Based on the training set, we compared the differences in plaque characteristics, hemodynamic parameters and PCAT attenuation between culprit and nonculprit lesions (Table 2). Compared to nonculprit lesions, culprit lesions had a smaller MLA, longer lesion length and larger LAP, FP and TP volumes (all P<0.05). In terms of hemodynamic parameters, the culprit lesions had lower VFFRCT values and higher ΔFFRCT values (both P<0.01), while there was no significant difference in FFRCT values between culprit and nonculprit lesions (P=0.191). Regarding the comparison of PCAT attenuation, both proximal FAI and lesion-specific FAI in culprit lesions were higher than those in nonculprit lesions [−86.81±10.50 vs. −90.33±10.00 HU (P=0.036) and −77.67±11.8 vs. −85.80±10.10 HU (P<0.001), respectively]. The results of the comparison of CTA parameters for the test set are shown in Table 2.

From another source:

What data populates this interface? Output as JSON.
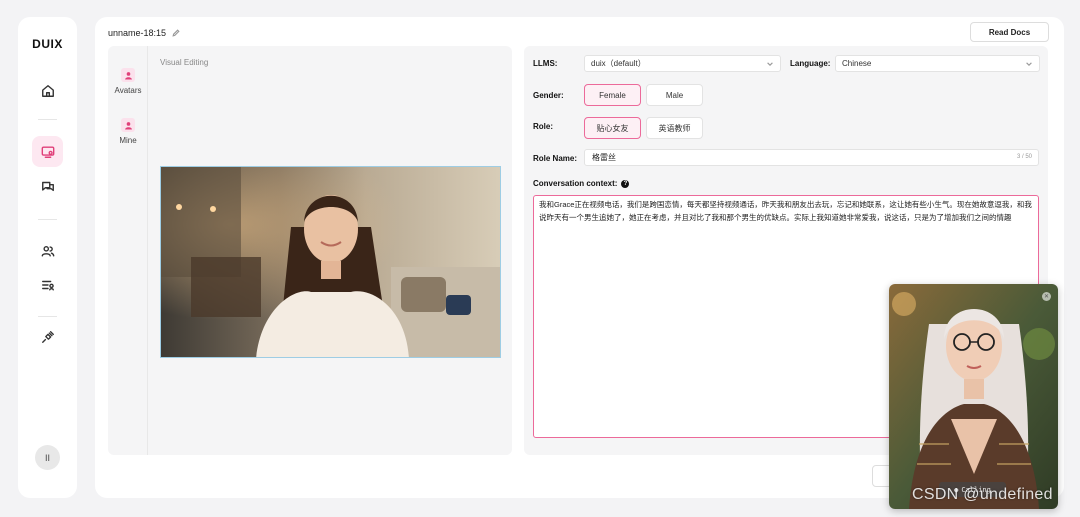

CTA lesion characteristics to estimate the risk of culprit lesions

In the training set, univariate logistic regression analyses were performed to identify plaque characteristics, hemodynamic parameters and PCAT attenuation from CTA lesions associated with culprit lesions (Table 3) as well as to calculate odds ratios (ORs) expressed with 95% confidence intervals (CIs). The following ten high-risk factors (P<0.05) were identified (Table 3): DS, lesion length, MLA, low-attenuation plaque, fibrous plaque, positive remodeling, VFFRCT, ∆FFRCT, proximal FAI and lesion-specific FAI. The above parameters were used to construct a predictive model for ACS culprit lesions.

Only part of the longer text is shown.